In 2012 the school board looked at how much money it could save if it closed the school.

But in determining the savings, the school board assumed that they would actually close the school and apparently sell it, or at least sell their share. The board also assumed that this would have got rid of all of the school board’s share of costs. But this was a false assumption. The school board was contractually bound to keep paying its share of operating costs, and could not have walked away.

Similarly, if TSBP elects to renew the contract for another 20 years, the school board cannot just walk away or stop paying operating costs. If TSBP renews the contract for another 20 years then the school board is contractually obligated to pay the bulk (but not all) of the operating expenses, for 20 years, whether the school operates as a school or not.

But if the school board is obligated to pay those costs whether or not they operate the school, then any savings claimed from stopping operation as a school evaporate.   They are false savings.

So if the contract was renewed for another twenty years, forcing the school board to pay the bulk of operating costs for twenty years, then the option of discontinuing the schooling option would likely actually increase costs to the board, mostly due to costs of bussing the children to another school.

If the operating costs have to be paid for 20 years anyway, bussing kids elsewhere and schooling them elsewhere is going to be far more costly to the school board than continuing to school them at Sauble.

So if the contract is renewed for another twenty years, forcing the school board to pay the bulk of operating costs for twenty years, shutting down the schooling operation and bussing the kids elsewhere would make absolutely no sense, financially or otherwise. There is little chance that the school board, which is supposed to be responsible to the public, would do something so foolish.

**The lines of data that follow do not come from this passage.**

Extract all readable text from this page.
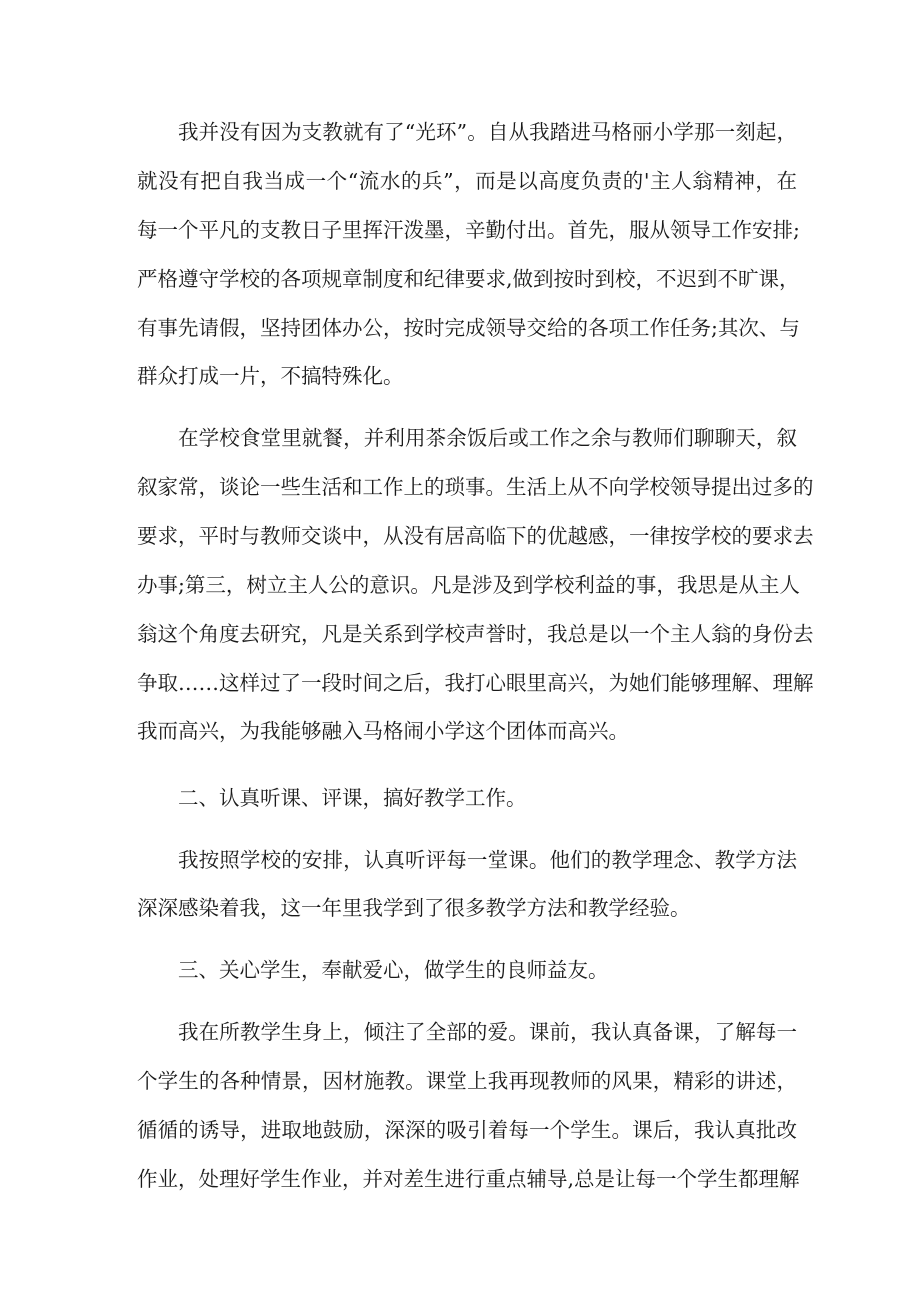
我并没有因为支教就有了“光环”。自从我踏进马格丽小学那一刻起，

就没有把自我当成一个“流水的兵”，而是以高度负责的'主人翁精神，在

每一个平凡的支教日子里挥汗泼墨，辛勤付出。首先，服从领导工作安排;

严格遵守学校的各项规章制度和纪律要求,做到按时到校，不迟到不旷课，

有事先请假，坚持团体办公，按时完成领导交给的各项工作任务;其次、与

群众打成一片，不搞特殊化。

在学校食堂里就餐，并利用茶余饭后或工作之余与教师们聊聊天，叙

叙家常，谈论一些生活和工作上的琐事。生活上从不向学校领导提出过多的

要求，平时与教师交谈中，从没有居高临下的优越感，一律按学校的要求去

办事;第三，树立主人公的意识。凡是涉及到学校利益的事，我思是从主人

翁这个角度去研究，凡是关系到学校声誉时，我总是以一个主人翁的身份去

争取……这样过了一段时间之后，我打心眼里高兴，为她们能够理解、理解

我而高兴，为我能够融入马格闹小学这个团体而高兴。

二、认真听课、评课，搞好教学工作。

我按照学校的安排，认真听评每一堂课。他们的教学理念、教学方法

深深感染着我，这一年里我学到了很多教学方法和教学经验。

三、关心学生，奉献爱心，做学生的良师益友。

我在所教学生身上，倾注了全部的爱。课前，我认真备课，了解每一

个学生的各种情景，因材施教。课堂上我再现教师的风果，精彩的讲述，

循循的诱导，进取地鼓励，深深的吸引着每一个学生。课后，我认真批改

作业，处理好学生作业，并对差生进行重点辅导,总是让每一个学生都理解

Administrator Farrow-Lawrence’s recommended five year contract may appear to be a short term (five year) win for the parents and the kids.   But after that five years there is no more contract, and the school board can just walk away, and stop paying the bulk of the operating costs. Because at that point there would no longer be a contract requiring them to pay the bulk of operating costs. And that is exactly what they would do.   They would walk away.

In addition the Farrow-Lawrence proposal is a huge burden on TSBP taxpayers.

In stark contrast, the alternative, that is renewing the current contract for another 20 years, would keep the school operating for up to another 20 years, and so is a 20 year win for the kids, a 20 year win for the parents and a big win for TSBP taxpayers.

(But all taxpayers in Bluewater school district might see a slight increase in education taxes.)

Council should consider renewing the contract for twenty years instead of the costly Farrow-Lawrence 5 year proposal. Renewing the existing contract for twenty years just makes so much more sense.

And if the school board should turn out to be more foolish than I expected and try to hold us to ransom with another school closure threat, I will participate in any number of fundraising events to raise money to help pay the ransom (other than another tax grab from the TSBP residents). I will wash cars, spin crown-and-anchor wheels, run bingo nights, knock on doors asking for donations, whatever it takes. Because I place high value on a good solid education for the children.

But all bearing in mind that I place an equally high value on the taxpayers’ rights not to have to pay their education taxes twice, namely once as municipal taxes and again as education taxes.

And if we ever do get to the ransom paying stage, we must register a lien against the school board’s share of the school, for an amount exactly equal to any ransom that we pay.

It would mean a lot of bingo nights, but in about ten years we would own the whole school.

And all without costing the taxpayers another dime.